Как раз в это время Эдвард Монтегю был назначен послом ко двору султана, и в 1716 году чета Монтегю отправилась на Восток. Мэри активно писала письма в течение всего путешествия – и в период пребывания при дворе султана Ахмеда III в Стамбуле, который она продолжала именовать Константинополем, и во время возвращения в Лондон. Именно тогда проявился ее эпистолярный дар, умение видеть и комментировать увиденное. Письма должны были не только отразить ее впечатления, но и позволить ей продемонстрировать собственное красноречие. Среди ее корреспондентов была сестра, другие родственники, а также известные литераторы, такие как поэт А. Поуп, критик и издатель Дж. Аддисон.


Портрет Мэри Монтегю Уортли кисти Ч. Джервиса


Благородная леди писала о разном: рассуждала об управлении страной, о нравах и времяпрепровождении местного населения, о посещении гарема султана, о положении женщин, о языке цветов, об одежде. Так, рассказывая в письме к сестре о посещении вдовы султана Мустафы, леди Мэри восторженно описала роскошный костюм, особенно великолепную диадему хозяйки, сервировку стола и обед, включавший 50 перемен блюд. Завершила она свой рассказ словами о том, что это описание не является повторением сказочных историй 1001 ночи.

Автор постоянно проводила параллели между двумя культурными традициями и их проявлениями, подчеркивала различия в системах ценностей. По мнению леди Мэри, восточный женский костюм, придающий анонимность фигуре и скрывающий лицо, позволяет турчанкам вести довольно бесконтрольную жизнь, конечно, если у них есть служанки, которым можно доверять. Укутанные в бесформенные одеяния дамы могут встречаться с мужчинами на нейтральной территории, «в еврейских магазинах, которые подобны нашим индийским домам»,[125] заводить любовные интриги, оставаясь неузнанными своими избранниками, что избавляет их от угрозы возможной нескромности поклонников.

В марте 1718 года леди Мэри родила дочку. В одном из писем сестре в это время она писала, сравнивая нравы двух стран, что «в Турции более презираема замужняя женщина, не имеющая детей, чем в Англии девушка, которая обзавелась ребенком до брака».[126]
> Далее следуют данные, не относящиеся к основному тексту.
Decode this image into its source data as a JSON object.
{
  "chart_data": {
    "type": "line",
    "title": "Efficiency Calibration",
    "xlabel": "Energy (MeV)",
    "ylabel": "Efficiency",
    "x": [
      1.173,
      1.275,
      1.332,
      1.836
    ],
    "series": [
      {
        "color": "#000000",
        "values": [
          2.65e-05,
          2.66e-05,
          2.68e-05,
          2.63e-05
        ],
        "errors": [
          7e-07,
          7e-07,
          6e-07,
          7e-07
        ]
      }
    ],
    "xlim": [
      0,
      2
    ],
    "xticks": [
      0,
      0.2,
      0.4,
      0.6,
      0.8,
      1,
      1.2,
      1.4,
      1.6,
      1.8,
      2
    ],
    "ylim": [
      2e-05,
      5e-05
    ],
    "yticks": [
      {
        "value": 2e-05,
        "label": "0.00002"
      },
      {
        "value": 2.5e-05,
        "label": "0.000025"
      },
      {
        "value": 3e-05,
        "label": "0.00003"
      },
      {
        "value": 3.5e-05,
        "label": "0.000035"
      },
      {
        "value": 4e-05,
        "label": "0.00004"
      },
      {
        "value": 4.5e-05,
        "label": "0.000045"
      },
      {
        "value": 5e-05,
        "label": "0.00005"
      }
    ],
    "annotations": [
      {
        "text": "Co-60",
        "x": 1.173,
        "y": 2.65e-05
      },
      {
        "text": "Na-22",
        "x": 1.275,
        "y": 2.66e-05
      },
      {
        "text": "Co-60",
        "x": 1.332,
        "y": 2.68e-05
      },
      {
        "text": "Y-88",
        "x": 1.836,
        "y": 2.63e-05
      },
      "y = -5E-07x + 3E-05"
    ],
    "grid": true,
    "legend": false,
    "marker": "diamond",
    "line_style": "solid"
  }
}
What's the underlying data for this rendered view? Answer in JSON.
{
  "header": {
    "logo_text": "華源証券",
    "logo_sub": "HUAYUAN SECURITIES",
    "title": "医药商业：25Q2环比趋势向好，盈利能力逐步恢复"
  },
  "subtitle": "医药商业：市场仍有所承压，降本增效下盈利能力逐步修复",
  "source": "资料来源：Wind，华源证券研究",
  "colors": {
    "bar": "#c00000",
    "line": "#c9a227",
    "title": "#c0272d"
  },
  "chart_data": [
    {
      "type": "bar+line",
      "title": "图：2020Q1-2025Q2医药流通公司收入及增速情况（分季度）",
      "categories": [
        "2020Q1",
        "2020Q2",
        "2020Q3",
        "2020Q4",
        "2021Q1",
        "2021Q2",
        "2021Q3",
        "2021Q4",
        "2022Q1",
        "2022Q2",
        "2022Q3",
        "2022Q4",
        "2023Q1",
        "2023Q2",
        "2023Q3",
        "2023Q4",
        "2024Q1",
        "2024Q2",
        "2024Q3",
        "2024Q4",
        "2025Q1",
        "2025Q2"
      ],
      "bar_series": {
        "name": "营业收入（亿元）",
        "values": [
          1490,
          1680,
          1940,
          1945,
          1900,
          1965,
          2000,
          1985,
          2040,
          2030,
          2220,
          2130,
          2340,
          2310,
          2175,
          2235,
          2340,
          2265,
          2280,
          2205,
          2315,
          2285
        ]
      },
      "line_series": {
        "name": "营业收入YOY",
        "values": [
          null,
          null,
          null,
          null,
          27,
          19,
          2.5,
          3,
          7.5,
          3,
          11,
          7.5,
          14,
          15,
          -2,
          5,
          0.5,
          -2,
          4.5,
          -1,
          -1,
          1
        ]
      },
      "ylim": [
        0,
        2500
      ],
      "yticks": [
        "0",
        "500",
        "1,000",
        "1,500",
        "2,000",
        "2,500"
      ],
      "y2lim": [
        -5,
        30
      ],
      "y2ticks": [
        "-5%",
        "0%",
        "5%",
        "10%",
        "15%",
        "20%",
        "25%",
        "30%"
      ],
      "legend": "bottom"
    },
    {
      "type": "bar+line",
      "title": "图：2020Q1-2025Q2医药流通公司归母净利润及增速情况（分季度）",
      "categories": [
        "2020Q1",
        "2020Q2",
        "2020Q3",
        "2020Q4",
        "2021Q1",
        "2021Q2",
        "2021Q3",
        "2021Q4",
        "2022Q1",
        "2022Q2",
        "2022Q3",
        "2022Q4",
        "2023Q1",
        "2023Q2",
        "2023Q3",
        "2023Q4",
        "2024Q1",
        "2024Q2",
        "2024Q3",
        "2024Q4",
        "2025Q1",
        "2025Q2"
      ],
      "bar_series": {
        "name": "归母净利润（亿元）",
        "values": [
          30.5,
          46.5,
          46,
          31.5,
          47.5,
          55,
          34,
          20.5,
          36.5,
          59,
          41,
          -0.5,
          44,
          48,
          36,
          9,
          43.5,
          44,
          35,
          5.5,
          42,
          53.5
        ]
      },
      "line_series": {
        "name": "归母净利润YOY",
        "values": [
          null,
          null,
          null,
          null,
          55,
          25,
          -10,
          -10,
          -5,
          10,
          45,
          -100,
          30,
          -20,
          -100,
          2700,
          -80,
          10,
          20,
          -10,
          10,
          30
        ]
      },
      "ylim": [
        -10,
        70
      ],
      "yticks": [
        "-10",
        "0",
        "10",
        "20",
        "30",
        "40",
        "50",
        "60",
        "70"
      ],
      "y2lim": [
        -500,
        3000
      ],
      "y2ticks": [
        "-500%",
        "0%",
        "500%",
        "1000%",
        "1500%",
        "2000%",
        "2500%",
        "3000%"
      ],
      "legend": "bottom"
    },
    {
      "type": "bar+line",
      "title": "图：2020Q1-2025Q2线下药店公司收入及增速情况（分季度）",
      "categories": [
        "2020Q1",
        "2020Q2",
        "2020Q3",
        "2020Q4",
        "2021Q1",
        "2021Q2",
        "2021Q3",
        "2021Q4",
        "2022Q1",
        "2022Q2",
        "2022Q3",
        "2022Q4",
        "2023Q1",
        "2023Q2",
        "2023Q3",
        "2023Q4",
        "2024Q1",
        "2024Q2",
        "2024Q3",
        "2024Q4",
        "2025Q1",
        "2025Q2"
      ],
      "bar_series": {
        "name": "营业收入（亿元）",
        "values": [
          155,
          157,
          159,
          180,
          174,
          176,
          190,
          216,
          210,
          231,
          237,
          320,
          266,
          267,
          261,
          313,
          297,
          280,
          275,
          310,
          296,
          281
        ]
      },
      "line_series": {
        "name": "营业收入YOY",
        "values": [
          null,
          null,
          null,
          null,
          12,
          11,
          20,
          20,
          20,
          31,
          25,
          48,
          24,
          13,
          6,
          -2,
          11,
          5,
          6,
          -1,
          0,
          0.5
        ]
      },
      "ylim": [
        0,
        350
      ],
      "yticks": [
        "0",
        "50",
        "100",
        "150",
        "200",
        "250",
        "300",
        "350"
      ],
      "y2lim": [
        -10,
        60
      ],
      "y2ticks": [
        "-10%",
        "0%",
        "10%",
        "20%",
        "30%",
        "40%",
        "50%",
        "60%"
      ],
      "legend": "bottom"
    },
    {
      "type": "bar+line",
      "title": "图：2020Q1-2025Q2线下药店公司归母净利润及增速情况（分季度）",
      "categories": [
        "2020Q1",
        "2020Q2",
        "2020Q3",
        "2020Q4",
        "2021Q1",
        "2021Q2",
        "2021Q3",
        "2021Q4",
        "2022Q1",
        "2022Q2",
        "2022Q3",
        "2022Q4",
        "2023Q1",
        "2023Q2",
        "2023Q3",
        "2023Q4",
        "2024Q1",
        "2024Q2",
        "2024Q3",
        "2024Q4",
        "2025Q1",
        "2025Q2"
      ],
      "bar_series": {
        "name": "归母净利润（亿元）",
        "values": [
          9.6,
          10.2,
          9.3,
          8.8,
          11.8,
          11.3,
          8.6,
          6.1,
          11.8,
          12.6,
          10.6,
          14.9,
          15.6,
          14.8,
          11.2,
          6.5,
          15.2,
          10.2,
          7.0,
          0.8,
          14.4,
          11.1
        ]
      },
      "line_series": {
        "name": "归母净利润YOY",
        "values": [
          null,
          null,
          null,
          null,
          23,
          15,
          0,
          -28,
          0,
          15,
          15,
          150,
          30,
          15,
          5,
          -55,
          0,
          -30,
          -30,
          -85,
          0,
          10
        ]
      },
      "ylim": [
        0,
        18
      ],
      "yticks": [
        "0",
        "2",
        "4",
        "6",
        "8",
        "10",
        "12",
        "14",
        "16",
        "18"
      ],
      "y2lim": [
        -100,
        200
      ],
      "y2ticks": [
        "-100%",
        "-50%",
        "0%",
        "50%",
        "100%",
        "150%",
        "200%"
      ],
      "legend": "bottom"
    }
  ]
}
Через одну из своих корреспонденток леди Мэри познакомила лондонских дам с языком цветов – селимом. Она отправила посылку, где в определенном порядке были уложены 17 предметов: цветы, пряности, жемчужина, золотая нить, спичка, кусочек мыла и другие мелочи; к посланию она приложила расшифровку на турецком и английском языках некоего отвлеченного объяснения в чувствах.

Не обошла она вниманием и оценку политических нравов народов, находившихся под властью Блистательной Порты:[127] «Управление здесь, – писала она, – полностью в руках армии; и Великий повелитель с его абсолютной властью – такой же раб, как любой его подданный, и трепещет перед неодобрением янычар…»[128] Далее она высказывает пожелание, чтобы английский парламент организовал поездку в эти края для недовольных соотечественников, чтобы «они увидели деспотическое правление в истинном свете…»[129]

Впечатления английской дамы почерпнуты из разных, зачастую случайных источников, а потому ее суждения достаточно поверхностны, но преподнесены с большим апломбом, отличаются парадоксальностью и поданы легко и остроумно.

Посольская миссия Э. Монтегю закончилась безрезультатно. Это стало очевидно уже в 1717 году но уехали супруги из Стамбула только в следующем, 1718 году ближе к осени. Леди Монтегю с сожалением покидала этот город и эту страну где ей было интересно, где она имела массу возможностей удивлять лондонских знакомых занимательными историями. Сюда периодически приходили от А. Поупа письма, подписанные «Ваш друг и обожатель», в которых разнообразные сведения, сплетни и слухи, изящно препарированные, превращались в остроумный сюжет. Оба корреспондента – поэт и супруга посла – состязались в остроумии и были, кажется, совершенно довольны и сами собой, и друг другом. Инициатива переписки принадлежала Поупу, его писем известно в два раза больше, чем ответных писем леди Монтегю.

Хочется привести реплику относительно роли писем в межличностном общении эпохи Просвещения (которая, ко всему прочему, была также эпохой рококо): «Письма, которые писались друзьям – а тогда все писали письма, – не более как зеркала. В них человек придавал себе такую позу, в которой ему хотелось быть увиденным другими. Тогдашние письма – не просто уведомления, как наши, современные. Они зафиксированные туалетные фокусы ума».[130]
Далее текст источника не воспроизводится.